Home > Market Commentary > Stock Return Dispersion (and the VIX) Forecast Alpha Dispersion

Stock Return Dispersion (and the VIX) Forecast Alpha Dispersion

by Larry Gorman, Steven Sapra and Rob Weigand.

I recently teamed up with Steven Sapra from Analytic Investors and Larry Gorman from Cal Poly San Luis Obispo on a research paper that investigates the relation between stock market volatility, alpha and the information ratio. We find that measures of market volatility provide forecasts of when alpha-capture opportunities in U.S. equity markets improve or worsen. This article will present an executive summary of our findings; readers interested in the technical details can download the complete paper from SSRN.

Investors are apparently interested in the connection between volatility and the availability of alpha. For example, in his August 6 post on alpha/beta separation, Chris Holt mentions an article by Janet Rabovsky of Watson Wyatt  that explores the proper balance between indexing and active management. In particular, Rabovsky’s article makes note of a connection between expected market volatility (measured via the VIX) and the effectiveness of active management:

Not surprisingly, the higher the volatility of the market, the more likely it was for active managers to perform better than the index.

Before presenting our findings, we’ll clarify a few terms. Volatility refers to the standard deviation of stock returns around their time-series mean from the previous year. Dispersion refers to the cross-sectional standard deviation of stock returns around their mean on a particular day. The VIX, of course, is the CBOE implied volatility measure, computed from the implied volatilities of various S&P 500 index options.

It makes intuitive sense that alpha-capture opportunities should improve with higher market volatility — particularly as the dispersion of stock returns around their daily, weekly, or monthly average expands. When active managers predict which stocks are likely to perform better than others, they are essentially forecasting the cross-sectional dispersion of returns. For a given level of skill, there should be a greater opportunity to add value as the return differential between high- and low-performing stocks becomes larger. This is true for both long-only and long-short strategies.

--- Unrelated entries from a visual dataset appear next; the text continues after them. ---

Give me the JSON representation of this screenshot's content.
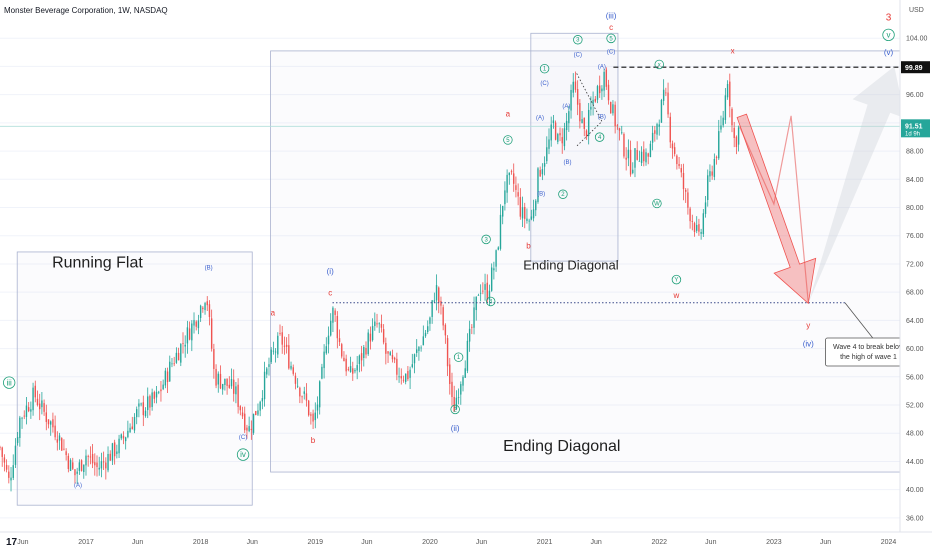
{
  "chart_data": {
    "type": "candlestick",
    "title": "Monster Beverage Corporation, 1W, NASDAQ",
    "currency": "USD",
    "yticks": [
      36,
      40,
      44,
      48,
      52,
      56,
      60,
      64,
      68,
      72,
      76,
      80,
      84,
      88,
      92,
      96,
      100,
      104
    ],
    "ylim": [
      34,
      108
    ],
    "xlim": [
      2016.25,
      2024.1
    ],
    "xticks": [
      {
        "x": 2016.45,
        "label": "Jun"
      },
      {
        "x": 2017.0,
        "label": "2017"
      },
      {
        "x": 2017.45,
        "label": "Jun"
      },
      {
        "x": 2018.0,
        "label": "2018"
      },
      {
        "x": 2018.45,
        "label": "Jun"
      },
      {
        "x": 2019.0,
        "label": "2019"
      },
      {
        "x": 2019.45,
        "label": "Jun"
      },
      {
        "x": 2020.0,
        "label": "2020"
      },
      {
        "x": 2020.45,
        "label": "Jun"
      },
      {
        "x": 2021.0,
        "label": "2021"
      },
      {
        "x": 2021.45,
        "label": "Jun"
      },
      {
        "x": 2022.0,
        "label": "2022"
      },
      {
        "x": 2022.45,
        "label": "Jun"
      },
      {
        "x": 2023.0,
        "label": "2023"
      },
      {
        "x": 2023.45,
        "label": "Jun"
      },
      {
        "x": 2024.0,
        "label": "2024"
      }
    ],
    "price_anchors": [
      [
        2016.25,
        46
      ],
      [
        2016.33,
        41
      ],
      [
        2016.42,
        50
      ],
      [
        2016.55,
        53.5
      ],
      [
        2016.63,
        51
      ],
      [
        2016.75,
        48
      ],
      [
        2016.9,
        42
      ],
      [
        2017.0,
        45
      ],
      [
        2017.1,
        43
      ],
      [
        2017.3,
        46.5
      ],
      [
        2017.45,
        51
      ],
      [
        2017.62,
        53
      ],
      [
        2017.75,
        58
      ],
      [
        2017.85,
        61
      ],
      [
        2017.95,
        64
      ],
      [
        2018.05,
        68
      ],
      [
        2018.12,
        56
      ],
      [
        2018.22,
        55
      ],
      [
        2018.3,
        54
      ],
      [
        2018.38,
        50
      ],
      [
        2018.42,
        48.5
      ],
      [
        2018.5,
        52
      ],
      [
        2018.6,
        58
      ],
      [
        2018.7,
        61.5
      ],
      [
        2018.78,
        58
      ],
      [
        2018.85,
        55
      ],
      [
        2018.93,
        52
      ],
      [
        2018.98,
        49
      ],
      [
        2019.05,
        55
      ],
      [
        2019.1,
        62
      ],
      [
        2019.16,
        65.5
      ],
      [
        2019.22,
        60
      ],
      [
        2019.3,
        56
      ],
      [
        2019.38,
        58
      ],
      [
        2019.48,
        62
      ],
      [
        2019.55,
        63.5
      ],
      [
        2019.62,
        59
      ],
      [
        2019.7,
        57
      ],
      [
        2019.8,
        56
      ],
      [
        2019.9,
        60
      ],
      [
        2020.0,
        64
      ],
      [
        2020.05,
        69
      ],
      [
        2020.12,
        63
      ],
      [
        2020.2,
        51
      ],
      [
        2020.3,
        58
      ],
      [
        2020.38,
        64
      ],
      [
        2020.43,
        69
      ],
      [
        2020.5,
        68
      ],
      [
        2020.58,
        73
      ],
      [
        2020.65,
        83
      ],
      [
        2020.72,
        84
      ],
      [
        2020.8,
        79
      ],
      [
        2020.88,
        78
      ],
      [
        2020.95,
        85
      ],
      [
        2021.02,
        88
      ],
      [
        2021.08,
        92
      ],
      [
        2021.12,
        89
      ],
      [
        2021.18,
        91
      ],
      [
        2021.25,
        97
      ],
      [
        2021.3,
        94
      ],
      [
        2021.35,
        90
      ],
      [
        2021.42,
        95
      ],
      [
        2021.47,
        97
      ],
      [
        2021.52,
        99
      ],
      [
        2021.6,
        93
      ],
      [
        2021.68,
        89
      ],
      [
        2021.75,
        86
      ],
      [
        2021.82,
        88
      ],
      [
        2021.9,
        87
      ],
      [
        2021.98,
        92
      ],
      [
        2022.05,
        96
      ],
      [
        2022.1,
        90
      ],
      [
        2022.18,
        85
      ],
      [
        2022.25,
        80
      ],
      [
        2022.3,
        78
      ],
      [
        2022.35,
        75
      ],
      [
        2022.42,
        83
      ],
      [
        2022.5,
        88
      ],
      [
        2022.55,
        92
      ],
      [
        2022.6,
        99
      ],
      [
        2022.63,
        92
      ],
      [
        2022.66,
        89
      ],
      [
        2022.7,
        91.5
      ]
    ],
    "annotations": [
      {
        "x": 2017.1,
        "y": 71.5,
        "text": "Running Flat",
        "size": 16,
        "color": "#1f1f1f"
      },
      {
        "x": 2021.23,
        "y": 71.2,
        "text": "Ending Diagonal",
        "size": 13,
        "color": "#1f1f1f"
      },
      {
        "x": 2021.15,
        "y": 45.5,
        "text": "Ending Diagonal",
        "size": 16,
        "color": "#1f1f1f"
      },
      {
        "x": 2016.33,
        "y": 54.8,
        "text": "iii",
        "size": 8,
        "color": "#1b9e77",
        "circle": true
      },
      {
        "x": 2016.93,
        "y": 40.4,
        "text": "(A)",
        "size": 6,
        "color": "#3a5fcd"
      },
      {
        "x": 2018.07,
        "y": 71.2,
        "text": "(B)",
        "size": 6,
        "color": "#3a5fcd"
      },
      {
        "x": 2018.37,
        "y": 47.2,
        "text": "(C)",
        "size": 6,
        "color": "#3a5fcd"
      },
      {
        "x": 2018.37,
        "y": 44.6,
        "text": "iv",
        "size": 8,
        "color": "#1b9e77",
        "circle": true
      },
      {
        "x": 2018.63,
        "y": 64.7,
        "text": "a",
        "size": 8,
        "color": "#e53935"
      },
      {
        "x": 2018.98,
        "y": 46.6,
        "text": "b",
        "size": 8,
        "color": "#e53935"
      },
      {
        "x": 2019.13,
        "y": 67.5,
        "text": "c",
        "size": 8,
        "color": "#e53935"
      },
      {
        "x": 2019.13,
        "y": 70.6,
        "text": "(i)",
        "size": 8,
        "color": "#3a5fcd"
      },
      {
        "x": 2020.22,
        "y": 48.3,
        "text": "(ii)",
        "size": 8,
        "color": "#3a5fcd"
      },
      {
        "x": 2020.22,
        "y": 51.1,
        "text": "2",
        "size": 6,
        "color": "#1b9e77",
        "circle": true
      },
      {
        "x": 2020.25,
        "y": 58.5,
        "text": "1",
        "size": 6,
        "color": "#1b9e77",
        "circle": true
      },
      {
        "x": 2020.49,
        "y": 75.2,
        "text": "3",
        "size": 6,
        "color": "#1b9e77",
        "circle": true
      },
      {
        "x": 2020.53,
        "y": 66.4,
        "text": "4",
        "size": 6,
        "color": "#1b9e77",
        "circle": true
      },
      {
        "x": 2020.68,
        "y": 92.9,
        "text": "a",
        "size": 8,
        "color": "#e53935"
      },
      {
        "x": 2020.68,
        "y": 89.3,
        "text": "5",
        "size": 6,
        "color": "#1b9e77",
        "circle": true
      },
      {
        "x": 2020.86,
        "y": 74.2,
        "text": "b",
        "size": 8,
        "color": "#e53935"
      },
      {
        "x": 2020.96,
        "y": 92.5,
        "text": "(A)",
        "size": 6,
        "color": "#3a5fcd"
      },
      {
        "x": 2020.97,
        "y": 81.7,
        "text": "(B)",
        "size": 6,
        "color": "#3a5fcd"
      },
      {
        "x": 2021.0,
        "y": 99.4,
        "text": "1",
        "size": 6,
        "color": "#1b9e77",
        "circle": true
      },
      {
        "x": 2021.0,
        "y": 97.4,
        "text": "(C)",
        "size": 6,
        "color": "#3a5fcd"
      },
      {
        "x": 2021.16,
        "y": 81.6,
        "text": "2",
        "size": 6,
        "color": "#1b9e77",
        "circle": true
      },
      {
        "x": 2021.19,
        "y": 94.1,
        "text": "(A)",
        "size": 6,
        "color": "#3a5fcd"
      },
      {
        "x": 2021.2,
        "y": 86.2,
        "text": "(B)",
        "size": 6,
        "color": "#3a5fcd"
      },
      {
        "x": 2021.29,
        "y": 103.5,
        "text": "3",
        "size": 6,
        "color": "#1b9e77",
        "circle": true
      },
      {
        "x": 2021.29,
        "y": 101.4,
        "text": "(C)",
        "size": 6,
        "color": "#3a5fcd"
      },
      {
        "x": 2021.5,
        "y": 99.7,
        "text": "(A)",
        "size": 6,
        "color": "#3a5fcd"
      },
      {
        "x": 2021.5,
        "y": 92.6,
        "text": "(B)",
        "size": 6,
        "color": "#3a5fcd"
      },
      {
        "x": 2021.48,
        "y": 89.7,
        "text": "4",
        "size": 6,
        "color": "#1b9e77",
        "circle": true
      },
      {
        "x": 2021.58,
        "y": 106.8,
        "text": "(iii)",
        "size": 8,
        "color": "#3a5fcd"
      },
      {
        "x": 2021.58,
        "y": 105.2,
        "text": "c",
        "size": 8,
        "color": "#e53935"
      },
      {
        "x": 2021.58,
        "y": 103.7,
        "text": "5",
        "size": 6,
        "color": "#1b9e77",
        "circle": true
      },
      {
        "x": 2021.58,
        "y": 101.8,
        "text": "(C)",
        "size": 6,
        "color": "#3a5fcd"
      },
      {
        "x": 2022.0,
        "y": 100.0,
        "text": "x",
        "size": 6,
        "color": "#1b9e77",
        "circle": true
      },
      {
        "x": 2021.98,
        "y": 80.3,
        "text": "W",
        "size": 6,
        "color": "#1b9e77",
        "circle": true
      },
      {
        "x": 2022.15,
        "y": 69.5,
        "text": "Y",
        "size": 6,
        "color": "#1b9e77",
        "circle": true
      },
      {
        "x": 2022.15,
        "y": 67.2,
        "text": "w",
        "size": 8,
        "color": "#e53935"
      },
      {
        "x": 2022.64,
        "y": 101.8,
        "text": "x",
        "size": 8,
        "color": "#e53935"
      },
      {
        "x": 2023.3,
        "y": 62.9,
        "text": "y",
        "size": 8,
        "color": "#e53935"
      },
      {
        "x": 2023.3,
        "y": 60.3,
        "text": "(iv)",
        "size": 8,
        "color": "#3a5fcd"
      },
      {
        "x": 2024.0,
        "y": 106.5,
        "text": "3",
        "size": 10,
        "color": "#e53935"
      },
      {
        "x": 2024.0,
        "y": 104.1,
        "text": "v",
        "size": 8,
        "color": "#1b9e77",
        "circle": true
      },
      {
        "x": 2024.0,
        "y": 101.6,
        "text": "(v)",
        "size": 8,
        "color": "#3a5fcd"
      }
    ],
    "note": [
      "Wave 4 to break below",
      "the high of wave 1"
    ],
    "level_line": {
      "value": 99.89,
      "label": "99.89"
    },
    "last_price": {
      "value": 91.51,
      "label": "91.51",
      "sublabel": "1d 9h"
    },
    "support_line": {
      "value": 66.5,
      "x_from": 2019.15,
      "x_to": 2023.62
    },
    "colors": {
      "up": "#26a69a",
      "down": "#ef5350",
      "wave_green": "#1b9e77",
      "wave_blue": "#3a5fcd",
      "wave_red": "#e53935"
    }
  }
}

To formally test this idea, we first compute the daily alphas of every stock in the S&P 500 from 1980-2008 vs. a Fama-French 4-factor model. This means that our alphas are measured net of the risk-free rate of interest and 4 betas (market, size, value and momentum). We then document how the supply of alpha varies with the volatility measures mentioned above. Noteworthy results include:

The dispersion of returns is positively related to time-series volatility (correlation = +0.73)


and the VIX (correlation = +0.76).


Moreover, the dispersion of alpha is positively related to return dispersion:


The upshot of this finding is that the alpha spread, or opportunity to add value vs. a benchmark, is expanding and contracting in sync with return dispersion and the VIX (due to its positive correlation with dispersion).


Even better, this relation is not just contemporaneous — dispersion and the VIX provide forecasts of the dispersion of alpha over 3-month and 1-year horizons (3-month results, reported as annualized returns, are shown below). Active managers can calculate dispersion — or observe the VIX at zero cost — and obtain reliable signals of when the dispersion of alpha will expand and contract. The table below divides all the trading days from 1980-2008 into quintiles based on the daily value of cross-sectional dispersion (from low to high), and shows the median annualized alpha from the 10th, 50th and 90th percentiles over the next 3 trading months.


As dispersion increases, the performance in the 10th percentile worsens (from -52% to -76%) and the performance in the 90th percentile improves (from +53% to +86%). This means that the expected alphas from shorting stocks in the 10th percentile and going long stocks in the 90th percentile get larger as dispersion increases.

Grouping trading opportunities by quintiles of the VIX provides an even more powerful alpha signal.


Active managers can anticipate tighter alpha spreads over the next 3 months when the VIX is in its lower two quintiles (comprising 40% of the trading days from 1991-2008, a shorter time period than the dispersion results because the CBOE began publishing the VIX in 1991), and wider alpha spreads when the VIX is in its top two quintiles (comprising another 40% of the trading days over that time period).

The signals do not identify opportunities to earn higher information ratios, however. We find that active risk (tracking error) expands and contracts proportionately with market volatility. The volatility signals are therefore most likely to be useful to absolute return alpha-hunters or relative return investors simply trying to outperform a benchmark, but less useful to relative return investors who measure performance using the information ratio.

Our findings partially explain why active managers, as a group, have such a difficult time outperforming their benchmarks. The best time for skilled managers to hunt alpha is often during periods of declining equity values (because volatility is higher during bear markets) — exactly when investors desire to decrease their equity allocations and reduce their overall risk exposure.

On the other hand, active managers are not underperforming their benchmarks due to an inadequate supply of alpha. In the presence of skill, the alphas that can be earned in U.S. equity markets are large and economically significant. Our analysis shows that a manager who is skilled at going long stocks in the 75th alpha percentile and short stocks in the 25th alpha percentile could earn average gross alphas of approximately 28-30%. Skill is apparently the commodity that is in short supply.